À l'inverse, en dépit de la neutralité de cette circonstance pour le preneur, le bailleur va pouvoir déplafonner le loyer de renouvellement lorsque l'impôt foncier dont il a la charge va notablement augmenter (Civ. 3e, 25 juin 2008, Bull. civ. III, n° 112). Cette solution est commandée par la lettre de l'article R .145-8, qui précise que les obligations découlant de la loi et génératrices de charges pour l'une ou l'autre partie depuis la dernière fixation du prix peuvent être invoquées par celui qui est tenu de les assumer.
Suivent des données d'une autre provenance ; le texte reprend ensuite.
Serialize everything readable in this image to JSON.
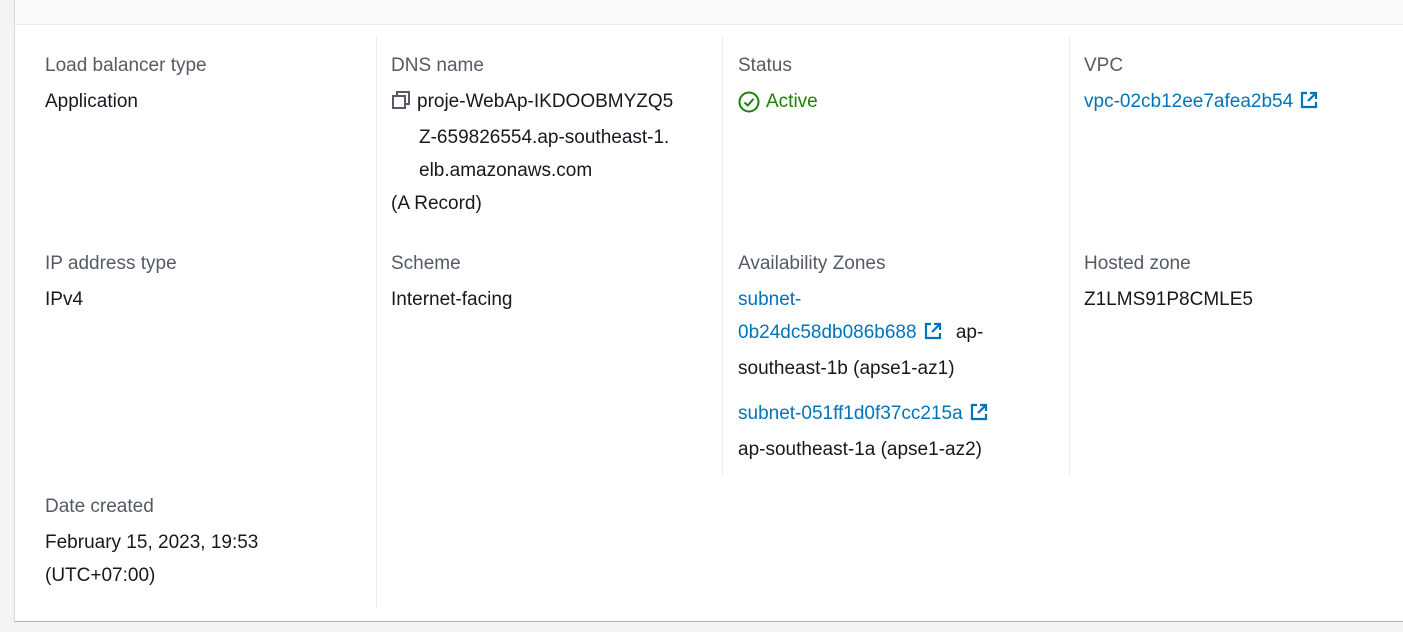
{
  "details": {
    "load_balancer_type": {
      "label": "Load balancer type",
      "value": "Application"
    },
    "dns_name": {
      "label": "DNS name",
      "lines": [
        "proje-WebAp-IKDOOBMYZQ5",
        "Z-659826554.ap-southeast-1.",
        "elb.amazonaws.com"
      ],
      "record": "(A Record)",
      "copy_icon": "copy-icon"
    },
    "status": {
      "label": "Status",
      "value": "Active",
      "icon": "check-circle-icon",
      "color": "#1d8102"
    },
    "vpc": {
      "label": "VPC",
      "value": "vpc-02cb12ee7afea2b54",
      "icon": "external-link-icon"
    },
    "ip_address_type": {
      "label": "IP address type",
      "value": "IPv4"
    },
    "scheme": {
      "label": "Scheme",
      "value": "Internet-facing"
    },
    "availability_zones": {
      "label": "Availability Zones",
      "zones": [
        {
          "subnet_line1": "subnet-",
          "subnet_line2": "0b24dc58db086b688",
          "zone_inline": "ap-",
          "zone_rest": "southeast-1b (apse1-az1)"
        },
        {
          "subnet": "subnet-051ff1d0f37cc215a",
          "zone": "ap-southeast-1a (apse1-az2)"
        }
      ]
    },
    "hosted_zone": {
      "label": "Hosted zone",
      "value": "Z1LMS91P8CMLE5"
    },
    "date_created": {
      "label": "Date created",
      "lines": [
        "February 15, 2023, 19:53",
        "(UTC+07:00)"
      ]
    }
  },
  "colors": {
    "link": "#0073bb",
    "label": "#545b64",
    "text": "#16191f",
    "success": "#1d8102"
  }
}
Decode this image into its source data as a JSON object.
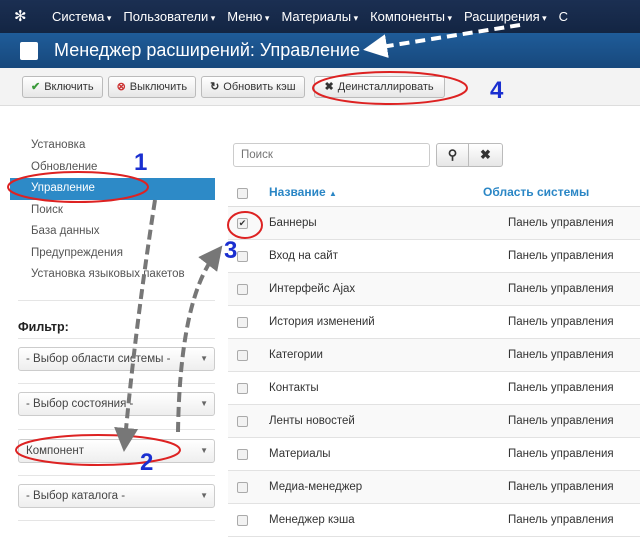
{
  "nav": [
    "Система",
    "Пользователи",
    "Меню",
    "Материалы",
    "Компоненты",
    "Расширения",
    "С"
  ],
  "header": {
    "title": "Менеджер расширений: Управление"
  },
  "toolbar": {
    "enable": "Включить",
    "disable": "Выключить",
    "refresh": "Обновить кэш",
    "uninstall": "Деинсталлировать"
  },
  "sidebar": {
    "items": [
      "Установка",
      "Обновление",
      "Управление",
      "Поиск",
      "База данных",
      "Предупреждения",
      "Установка языковых пакетов"
    ]
  },
  "filter": {
    "label": "Фильтр:",
    "selects": [
      "- Выбор области системы -",
      "- Выбор состояния -",
      "Компонент",
      "- Выбор каталога -"
    ]
  },
  "search": {
    "placeholder": "Поиск"
  },
  "table": {
    "col_name": "Название",
    "col_area": "Область системы",
    "rows": [
      {
        "name": "Баннеры",
        "area": "Панель управления",
        "checked": true
      },
      {
        "name": "Вход на сайт",
        "area": "Панель управления",
        "checked": false
      },
      {
        "name": "Интерфейс Ajax",
        "area": "Панель управления",
        "checked": false
      },
      {
        "name": "История изменений",
        "area": "Панель управления",
        "checked": false
      },
      {
        "name": "Категории",
        "area": "Панель управления",
        "checked": false
      },
      {
        "name": "Контакты",
        "area": "Панель управления",
        "checked": false
      },
      {
        "name": "Ленты новостей",
        "area": "Панель управления",
        "checked": false
      },
      {
        "name": "Материалы",
        "area": "Панель управления",
        "checked": false
      },
      {
        "name": "Медиа-менеджер",
        "area": "Панель управления",
        "checked": false
      },
      {
        "name": "Менеджер кэша",
        "area": "Панель управления",
        "checked": false
      }
    ]
  },
  "annotations": [
    "1",
    "2",
    "3",
    "4"
  ]
}
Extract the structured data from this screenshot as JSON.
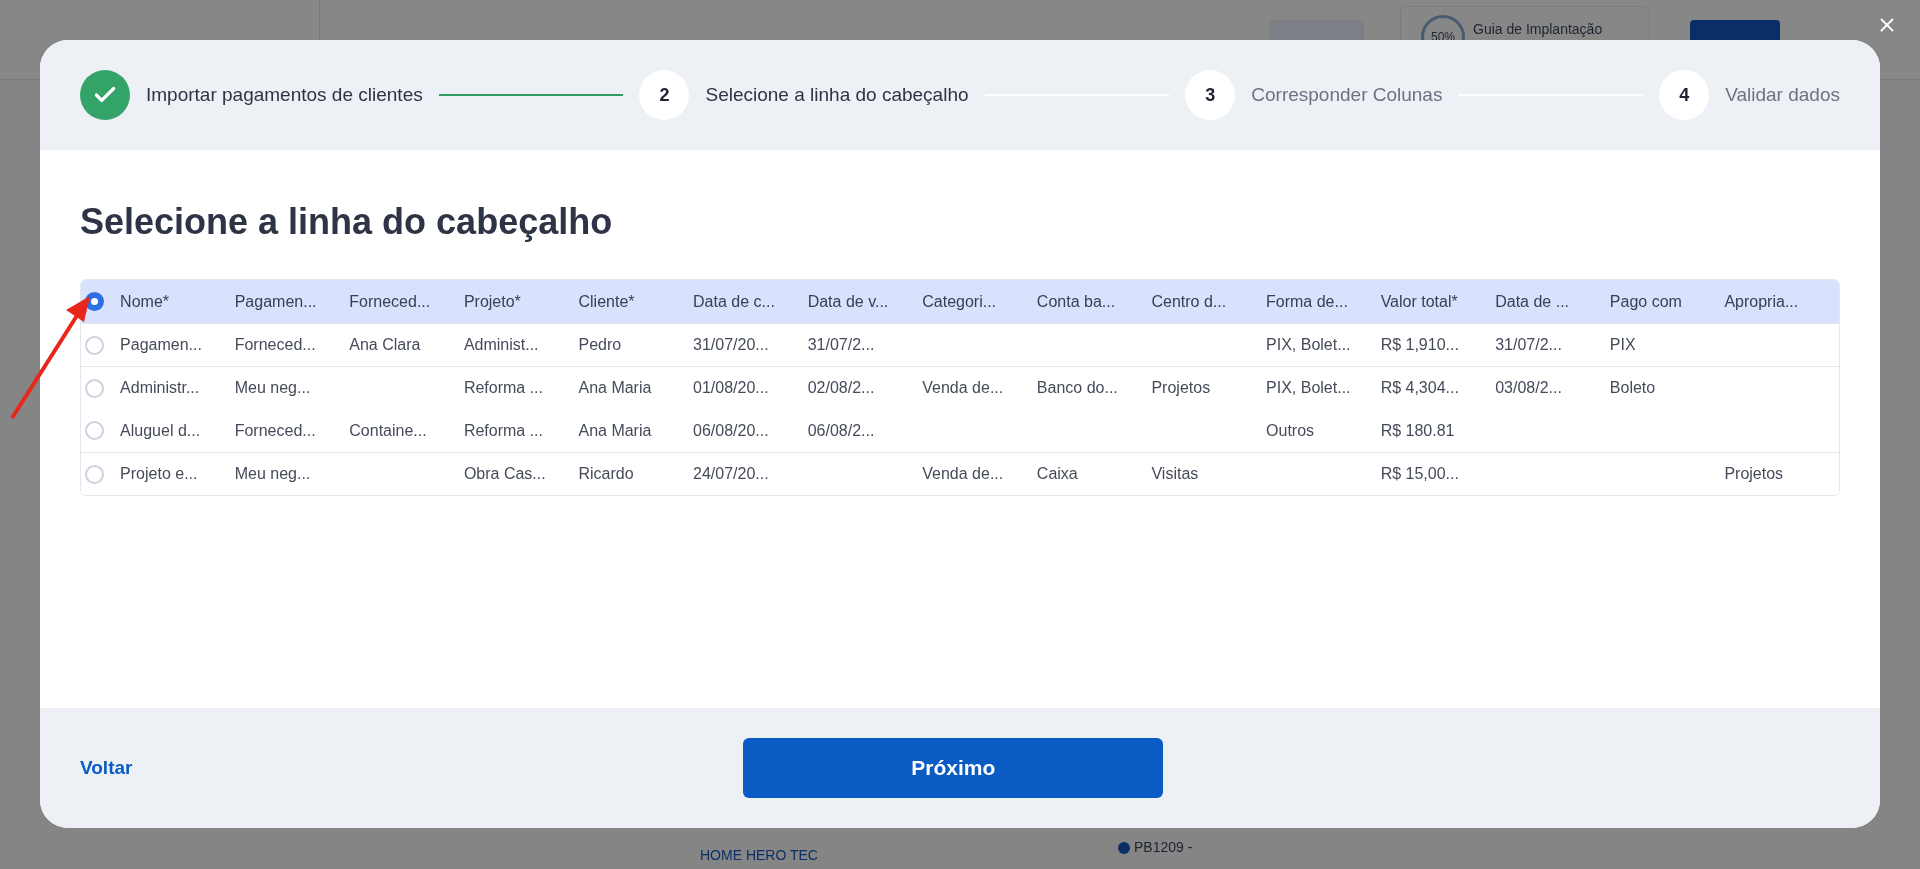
{
  "background": {
    "guide": {
      "percent": "50%",
      "label": "Guia de Implantação"
    },
    "list_row": {
      "client": "HOME HERO TEC",
      "code": "PB1209 -"
    }
  },
  "steps": [
    {
      "label": "Importar pagamentos de clientes",
      "kind": "done"
    },
    {
      "number": "2",
      "label": "Selecione a linha do cabeçalho",
      "kind": "current"
    },
    {
      "number": "3",
      "label": "Corresponder Colunas",
      "kind": "pending"
    },
    {
      "number": "4",
      "label": "Validar dados",
      "kind": "pending"
    }
  ],
  "heading": "Selecione a linha do cabeçalho",
  "table": {
    "rows": [
      {
        "selected": true,
        "divider_above": false,
        "cells": [
          "Nome*",
          "Pagamen...",
          "Forneced...",
          "Projeto*",
          "Cliente*",
          "Data de c...",
          "Data de v...",
          "Categori...",
          "Conta ba...",
          "Centro d...",
          "Forma de...",
          "Valor total*",
          "Data de ...",
          "Pago com",
          "Apropria..."
        ]
      },
      {
        "selected": false,
        "divider_above": true,
        "cells": [
          "Pagamen...",
          "Forneced...",
          "Ana Clara",
          "Administ...",
          "Pedro",
          "31/07/20...",
          "31/07/2...",
          "",
          "",
          "",
          "PIX, Bolet...",
          "R$ 1,910...",
          "31/07/2...",
          "PIX",
          ""
        ]
      },
      {
        "selected": false,
        "divider_above": true,
        "cells": [
          "Administr...",
          "Meu neg...",
          "",
          "Reforma ...",
          "Ana Maria",
          "01/08/20...",
          "02/08/2...",
          "Venda de...",
          "Banco do...",
          "Projetos",
          "PIX, Bolet...",
          "R$ 4,304...",
          "03/08/2...",
          "Boleto",
          ""
        ]
      },
      {
        "selected": false,
        "divider_above": false,
        "cells": [
          "Aluguel d...",
          "Forneced...",
          "Containe...",
          "Reforma ...",
          "Ana Maria",
          "06/08/20...",
          "06/08/2...",
          "",
          "",
          "",
          "Outros",
          "R$ 180.81",
          "",
          "",
          ""
        ]
      },
      {
        "selected": false,
        "divider_above": true,
        "cells": [
          "Projeto e...",
          "Meu neg...",
          "",
          "Obra Cas...",
          "Ricardo",
          "24/07/20...",
          "",
          "Venda de...",
          "Caixa",
          "Visitas",
          "",
          "R$ 15,00...",
          "",
          "",
          "Projetos"
        ]
      }
    ]
  },
  "back_link": "Voltar",
  "next_button": "Próximo"
}
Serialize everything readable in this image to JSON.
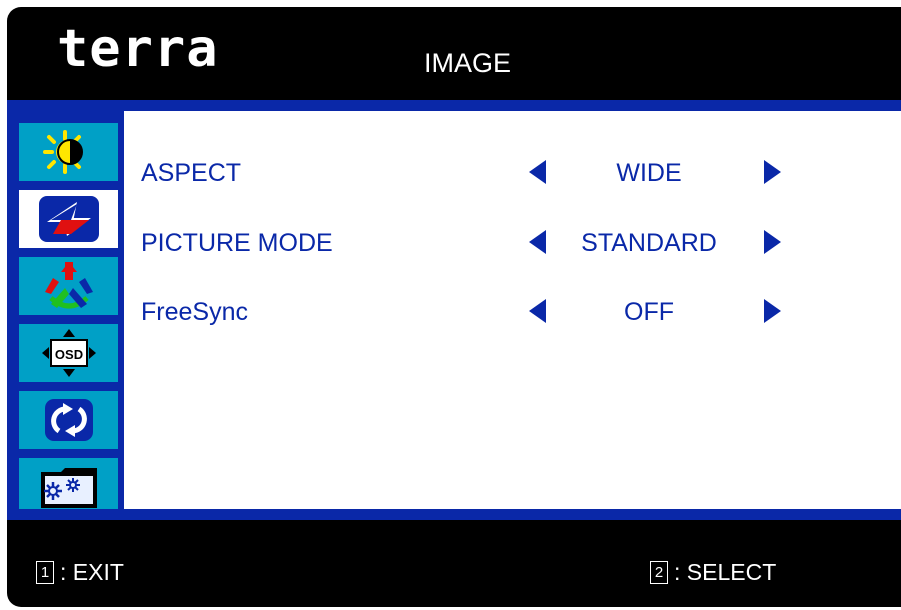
{
  "brand": "terra",
  "menu_title": "IMAGE",
  "sidebar": {
    "items": [
      {
        "icon": "brightness-contrast-icon",
        "selected": false
      },
      {
        "icon": "image-icon",
        "selected": true
      },
      {
        "icon": "color-icon",
        "selected": false
      },
      {
        "icon": "osd-icon",
        "label": "OSD",
        "selected": false
      },
      {
        "icon": "reset-icon",
        "selected": false
      },
      {
        "icon": "setup-icon",
        "selected": false
      }
    ]
  },
  "settings": [
    {
      "label": "ASPECT",
      "value": "WIDE"
    },
    {
      "label": "PICTURE MODE",
      "value": "STANDARD"
    },
    {
      "label": "FreeSync",
      "value": "OFF"
    }
  ],
  "footer": {
    "exit_key": "1",
    "exit_label": ": EXIT",
    "select_key": "2",
    "select_label": ": SELECT"
  },
  "colors": {
    "accent_blue": "#0a28a8",
    "tile_cyan": "#00a0c6",
    "background": "#000000",
    "panel": "#ffffff"
  }
}
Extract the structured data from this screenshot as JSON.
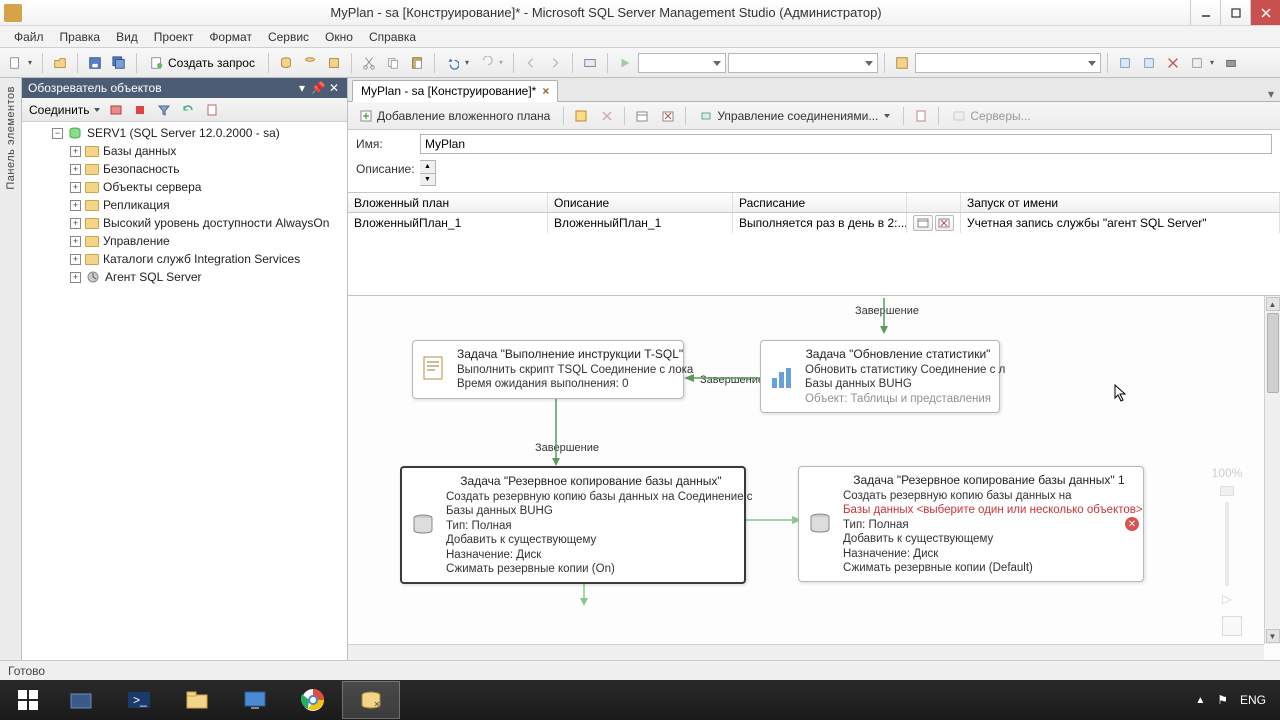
{
  "window": {
    "title": "MyPlan - sa [Конструирование]* - Microsoft SQL Server Management Studio (Администратор)"
  },
  "menubar": [
    "Файл",
    "Правка",
    "Вид",
    "Проект",
    "Формат",
    "Сервис",
    "Окно",
    "Справка"
  ],
  "toolbar": {
    "new_query": "Создать запрос"
  },
  "side_tab": "Панель элементов",
  "explorer": {
    "title": "Обозреватель объектов",
    "connect": "Соединить",
    "root": "SERV1 (SQL Server 12.0.2000 - sa)",
    "nodes": [
      "Базы данных",
      "Безопасность",
      "Объекты сервера",
      "Репликация",
      "Высокий уровень доступности AlwaysOn",
      "Управление",
      "Каталоги служб Integration Services",
      "Агент SQL Server"
    ]
  },
  "doc": {
    "tab": "MyPlan - sa [Конструирование]*",
    "toolbar": {
      "add_subplan": "Добавление вложенного плана",
      "manage_conn": "Управление соединениями...",
      "servers": "Серверы..."
    },
    "form": {
      "name_label": "Имя:",
      "name_value": "MyPlan",
      "desc_label": "Описание:"
    },
    "grid": {
      "cols": {
        "name": "Вложенный план",
        "desc": "Описание",
        "sched": "Расписание",
        "runas": "Запуск от имени"
      },
      "row": {
        "name": "ВложенныйПлан_1",
        "desc": "ВложенныйПлан_1",
        "sched": "Выполняется раз в день в 2:...",
        "runas": "Учетная запись службы \"агент SQL Server\""
      }
    },
    "tasks": {
      "top_label": "Завершение",
      "tsql": {
        "title": "Задача \"Выполнение инструкции T-SQL\"",
        "l1": "Выполнить скрипт TSQL Соединение с лока",
        "l2": "Время ожидания выполнения: 0"
      },
      "stats": {
        "title": "Задача \"Обновление статистики\"",
        "l1": "Обновить статистику Соединение с л",
        "l2": "Базы данных BUHG",
        "l3": "Объект: Таблицы и представления"
      },
      "mid_left_label": "Завершение",
      "mid_down_label": "Завершение",
      "backup1": {
        "title": "Задача \"Резервное копирование базы данных\"",
        "l1": "Создать резервную копию базы данных на Соединение с",
        "l2": "Базы данных BUHG",
        "l3": "Тип: Полная",
        "l4": "Добавить к существующему",
        "l5": "Назначение: Диск",
        "l6": "Сжимать резервные копии (On)"
      },
      "backup2": {
        "title": "Задача \"Резервное копирование базы данных\" 1",
        "l1": "Создать резервную копию базы данных на",
        "l2": "Базы данных <выберите один или несколько объектов>",
        "l3": "Тип: Полная",
        "l4": "Добавить к существующему",
        "l5": "Назначение: Диск",
        "l6": "Сжимать резервные копии (Default)"
      }
    },
    "zoom": "100%"
  },
  "statusbar": "Готово",
  "taskbar": {
    "lang": "ENG"
  }
}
Dans l'arrêt rapporté, la question se posait de la prise en considération ou non du caractère favorable sur l'activité exercée d'une extension de la destination des locaux loués.

En l'occurrence, alors que les locaux avaient été originairement loués à destination de bar, les parties ont, en cours d'exécution, convenu par avenant que cette destination serait étendue à celle d'hôtel et de restaurant. Dans la procédure en fixation du loyer de renouvellement, le preneur a prôné le plafonnement du prix, faute pour le bailleur d'avoir établi en quoi cette extension avait eu une incidence favorable sur l'activité exercée.

Sa prétention est rejetée tant en appel que devant le juge du droit. Celui-ci, après avoir abandonné à la cour d'appel l'appréciation du caractère notable de la modification de destination précise qu'il ne lui incombait pas de rechercher si cette modification avait une incidence favorable sur l'activité exercée par le preneur.

Cette solution mérite approbation, eu égard à la rédaction objective de l'article R. 145-5 du code de commerce, qui se borne à préciser que la destination des lieux est celle autorisée par le bail et ses avenants ou par le tribunal dans les cas prévus aux articles L. 145-47 à L. 145-55.

On retiendra aussi de cette décision qu'elle rappelle que c'est souverainement que la cour d'appel fixe le loyer à la valeur locative en adoptant le mode de calcul qui lui est apparu le meilleur (dans le même sens, V. par ex., Civ. 3e, 3 juin 2004, Bull. civ. III, n° 111; 6 juill. 2005, Bull. civ. III, n° 149).